Development of Biphasic Formulations for Use in Electrowetting-Based Liquid Lenses with a High Refractive Index Difference

• Published in: ACS combinatorial science Vol. 20; no. 9; pp. 554 - 566
• Main Authors: Ober, Matthias S, Dermody, Daniel, Maillard, Mathieu, Amiot, Franck, Malet, Géraldine, Burger, Benjamin, Woelfle-Gupta, Caroline, Berge, Bruno
• Format: Journal Article
• Language: English
• Published: United States American Chemical Society 10.09.2018; ACS
• Subjects: Chemical Sciences; Electrowetting - methods; Equipment Design - instrumentation; Hydrophobic and Hydrophilic Interactions; Lenses; Material chemistry; Oils - chemistry; Phase Transition; Refractometry; Transition Temperature; Viscosity; Water - chemistry; simultaneous optimization; electrowetting effect; liquid lenses; statistical design of experiments
• ISSN: 2156-8952; 2156-8944
• DOI: 10.1021/acscombsci.8b00042

Commercial electrowetting-based liquid lenses are optical devices containing two immiscible liquids as an optical medium.
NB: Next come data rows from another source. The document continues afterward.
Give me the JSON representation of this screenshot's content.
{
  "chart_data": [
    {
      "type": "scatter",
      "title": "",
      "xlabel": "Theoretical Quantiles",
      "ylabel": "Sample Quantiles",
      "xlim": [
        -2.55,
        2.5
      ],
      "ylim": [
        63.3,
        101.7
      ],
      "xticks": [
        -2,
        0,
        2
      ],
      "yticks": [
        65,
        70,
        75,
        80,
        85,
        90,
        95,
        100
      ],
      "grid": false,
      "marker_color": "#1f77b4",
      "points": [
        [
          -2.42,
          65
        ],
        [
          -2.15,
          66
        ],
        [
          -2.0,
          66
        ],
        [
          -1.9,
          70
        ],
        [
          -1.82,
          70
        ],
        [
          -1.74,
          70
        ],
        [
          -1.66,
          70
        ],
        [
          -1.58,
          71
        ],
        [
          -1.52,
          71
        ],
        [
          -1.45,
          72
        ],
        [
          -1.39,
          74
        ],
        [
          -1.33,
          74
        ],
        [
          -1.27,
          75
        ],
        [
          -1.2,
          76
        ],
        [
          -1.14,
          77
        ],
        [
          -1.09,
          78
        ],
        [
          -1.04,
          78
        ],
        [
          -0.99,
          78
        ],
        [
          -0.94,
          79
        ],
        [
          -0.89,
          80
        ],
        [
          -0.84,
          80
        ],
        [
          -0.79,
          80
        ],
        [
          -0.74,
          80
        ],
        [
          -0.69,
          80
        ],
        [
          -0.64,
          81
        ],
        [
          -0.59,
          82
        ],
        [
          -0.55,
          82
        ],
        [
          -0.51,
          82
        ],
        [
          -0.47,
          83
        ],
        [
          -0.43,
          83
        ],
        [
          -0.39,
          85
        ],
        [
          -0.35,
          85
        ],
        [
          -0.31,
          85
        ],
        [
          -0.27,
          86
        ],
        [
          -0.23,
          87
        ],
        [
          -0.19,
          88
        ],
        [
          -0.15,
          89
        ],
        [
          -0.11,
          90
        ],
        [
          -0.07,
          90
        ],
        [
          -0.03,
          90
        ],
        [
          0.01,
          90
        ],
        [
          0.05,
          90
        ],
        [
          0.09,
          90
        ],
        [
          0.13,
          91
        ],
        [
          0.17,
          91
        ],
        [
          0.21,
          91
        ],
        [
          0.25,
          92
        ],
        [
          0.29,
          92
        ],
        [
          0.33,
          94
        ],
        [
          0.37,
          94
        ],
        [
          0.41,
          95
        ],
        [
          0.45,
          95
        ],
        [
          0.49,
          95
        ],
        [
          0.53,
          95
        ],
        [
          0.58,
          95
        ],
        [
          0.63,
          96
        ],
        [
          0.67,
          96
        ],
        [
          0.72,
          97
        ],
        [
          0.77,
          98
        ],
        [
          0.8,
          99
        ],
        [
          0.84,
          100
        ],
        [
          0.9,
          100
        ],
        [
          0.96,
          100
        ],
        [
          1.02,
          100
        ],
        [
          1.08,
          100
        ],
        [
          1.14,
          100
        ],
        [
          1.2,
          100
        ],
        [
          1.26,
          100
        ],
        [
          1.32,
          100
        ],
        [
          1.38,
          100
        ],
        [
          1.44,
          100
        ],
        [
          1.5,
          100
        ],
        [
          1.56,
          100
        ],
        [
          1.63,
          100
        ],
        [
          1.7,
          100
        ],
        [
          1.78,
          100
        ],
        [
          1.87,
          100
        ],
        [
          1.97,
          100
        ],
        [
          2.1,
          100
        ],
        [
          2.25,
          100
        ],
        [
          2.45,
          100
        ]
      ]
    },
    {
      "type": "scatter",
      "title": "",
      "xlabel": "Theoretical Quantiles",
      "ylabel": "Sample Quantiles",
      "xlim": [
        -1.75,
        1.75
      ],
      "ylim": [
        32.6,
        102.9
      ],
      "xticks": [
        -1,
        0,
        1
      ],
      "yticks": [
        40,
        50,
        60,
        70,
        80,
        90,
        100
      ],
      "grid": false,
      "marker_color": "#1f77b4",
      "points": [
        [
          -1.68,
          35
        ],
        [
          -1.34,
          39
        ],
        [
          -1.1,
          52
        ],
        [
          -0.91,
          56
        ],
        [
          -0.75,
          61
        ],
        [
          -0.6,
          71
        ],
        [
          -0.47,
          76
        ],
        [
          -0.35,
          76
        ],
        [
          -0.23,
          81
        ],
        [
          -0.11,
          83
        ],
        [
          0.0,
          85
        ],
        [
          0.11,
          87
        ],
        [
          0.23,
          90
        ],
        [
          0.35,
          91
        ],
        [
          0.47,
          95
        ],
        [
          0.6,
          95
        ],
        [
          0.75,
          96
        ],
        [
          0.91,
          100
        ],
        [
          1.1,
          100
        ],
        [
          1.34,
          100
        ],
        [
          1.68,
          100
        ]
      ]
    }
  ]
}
The first phase is a droplet of a high refractive index oil phase placed in a ring-shaped chassis. The second phase is electrically conductive and has a similar density over a wide temperature range. Droplet curvature and refractive index difference of two liquids determine the optical strength of the lens. Liquid lenses take advantage of the electrowetting effect, which induces a change of the interface’s curvature by applying a voltage, thereby providing a variable focal that is useful in autofocus applications. The first generation of lens modules were highly reliable, but the optical strength and application scope was limited by a low refractive index difference between the oil and conductive phase. Described herein is an effort to increase the refractive index difference between both phases, while maintaining other critical application characteristics of the liquids, including a low freezing point, viscosity, phase miscibility, and turbidity after thermal shock. An important challenge was the requirement that both phases have to have matching densities and hence had to be optimized simultaneously. Using high throughput experimentation in conjunction with statistical design of experiments (DOE), we have developed a series of empirical models to predict multiple physicochemical properties of both phases and derived ideal locations within the formulation space. This approach enabled the development of reliable liquid lenses with a previously unavailable refractive index difference of Δn D of ≥0.290, which enabled true optical zooming capability.